Miguel Carballo da su diagnóstico sobre la temporada de regreso del Melias a Preferente.

- ¿Cómo ha salido la pretemporada?

- Está siendo buena por el trabajo del equipo y por los resultados. El equipo me transmite buenas sensaciones.

- ¿A qué virtud se aferran?

- La mayor virtud del Melias es la unión del grupo, que nos llevará a conseguir éxitos. A nivel ofensivo tenemos jugadores que nos pueden dar muchos puntos.

- ¿Y qué le preocupa?

- Venimos de Primera Regional y tenemos que adaptarnos pronto a Preferente porque si no lo vamos a pasar mal en las primeras jornadas. Esto cambió mucho y debemos mejorar mucho a nivel defensivo en general.

- ¿La salvación pasa por los partidos de casa?

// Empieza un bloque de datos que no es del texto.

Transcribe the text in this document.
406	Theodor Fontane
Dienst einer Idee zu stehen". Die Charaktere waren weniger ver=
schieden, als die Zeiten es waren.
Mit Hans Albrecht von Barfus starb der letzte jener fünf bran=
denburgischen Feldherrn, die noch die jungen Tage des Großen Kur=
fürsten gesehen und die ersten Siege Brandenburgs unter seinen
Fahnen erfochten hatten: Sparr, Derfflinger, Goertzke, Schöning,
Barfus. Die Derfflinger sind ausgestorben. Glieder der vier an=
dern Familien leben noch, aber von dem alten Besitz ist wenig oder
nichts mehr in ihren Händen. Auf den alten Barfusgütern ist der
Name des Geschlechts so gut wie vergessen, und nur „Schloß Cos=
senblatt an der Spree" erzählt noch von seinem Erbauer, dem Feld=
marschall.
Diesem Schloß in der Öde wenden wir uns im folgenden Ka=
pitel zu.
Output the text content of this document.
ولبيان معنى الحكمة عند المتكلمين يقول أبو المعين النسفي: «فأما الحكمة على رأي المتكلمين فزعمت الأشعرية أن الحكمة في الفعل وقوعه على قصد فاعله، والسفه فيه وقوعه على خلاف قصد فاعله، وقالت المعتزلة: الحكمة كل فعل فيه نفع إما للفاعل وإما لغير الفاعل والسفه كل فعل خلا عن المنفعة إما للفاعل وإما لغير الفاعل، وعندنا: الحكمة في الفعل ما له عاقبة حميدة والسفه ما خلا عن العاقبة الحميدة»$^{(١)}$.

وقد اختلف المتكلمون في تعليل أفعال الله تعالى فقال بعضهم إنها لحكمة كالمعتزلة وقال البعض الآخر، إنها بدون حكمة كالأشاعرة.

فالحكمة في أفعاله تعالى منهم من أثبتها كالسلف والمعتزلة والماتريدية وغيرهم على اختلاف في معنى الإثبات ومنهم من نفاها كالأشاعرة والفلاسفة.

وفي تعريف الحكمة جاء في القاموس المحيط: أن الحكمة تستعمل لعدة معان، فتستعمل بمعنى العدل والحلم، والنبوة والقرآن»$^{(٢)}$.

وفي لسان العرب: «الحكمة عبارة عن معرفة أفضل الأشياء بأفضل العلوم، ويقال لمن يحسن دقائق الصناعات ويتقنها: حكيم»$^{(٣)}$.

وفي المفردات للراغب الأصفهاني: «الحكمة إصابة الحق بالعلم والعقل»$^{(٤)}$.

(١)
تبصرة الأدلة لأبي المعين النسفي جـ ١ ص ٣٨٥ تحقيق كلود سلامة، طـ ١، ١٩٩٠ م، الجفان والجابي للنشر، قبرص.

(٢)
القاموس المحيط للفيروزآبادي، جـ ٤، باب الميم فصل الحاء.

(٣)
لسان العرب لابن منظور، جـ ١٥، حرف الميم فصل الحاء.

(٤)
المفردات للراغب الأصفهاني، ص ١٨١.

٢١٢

- Siendo sincero, vamos a causar más problemas fuera que en casa. Tenemos jugadores que están más acostumbrados a jugar en campos sintéticos o naturales y la tierra no les va.

- ¿Está satisfecho con la confección de la plantilla?

- Un 60 % son jugadores del año pasado. Los nuevos son los defensas Pena y Antonio, del Polígono y del Palmés, en el medio del campo hubo una remodelación grande y llegaron Alberto y Sergio, del Barbadás B, Bahía y Mazorra, del Santa Cruz, y Manuel, del Ourense B. Arriba hemos fichado a Antón, del Ourense B. La media de edad es de 20 años justitos. Salvo tres jugadores, el resto son muy jóvenes y eso me gusta porque estoy acostumbrado a trabajar con gente joven. Vengo de la base y hay que empezar a renovar el fútbol ourensano en estas categorías.

- ¿Se ven con la etiqueta de sufridores de principio a fin?

- Sufridores vamos a ser, seguro, por la inexperiencia que tenemos en la categoría, pero el tiempo pone a cada uno en su lugar. Todos los años hay dos o tres equipos ourensanos en los descensos de Preferente y, si pasa eso siempre, es que algo estamos haciendo mal.

- ¿Qué supone para usted un banquillo de Preferente?

- Como entrenador debuto en Preferente, aunque ya jugué en la categoría, y es un reto. Este año he sacado el título nacional y es un buena categoría para empezar. La directiva lo tiene muy claro, no se va a empufar el club. Ningún jugador cobra y el dinero que se ha conseguido en ayudas será para los viajes y los arbitrajes, que son la gran diferencia de gasto con el año pasado.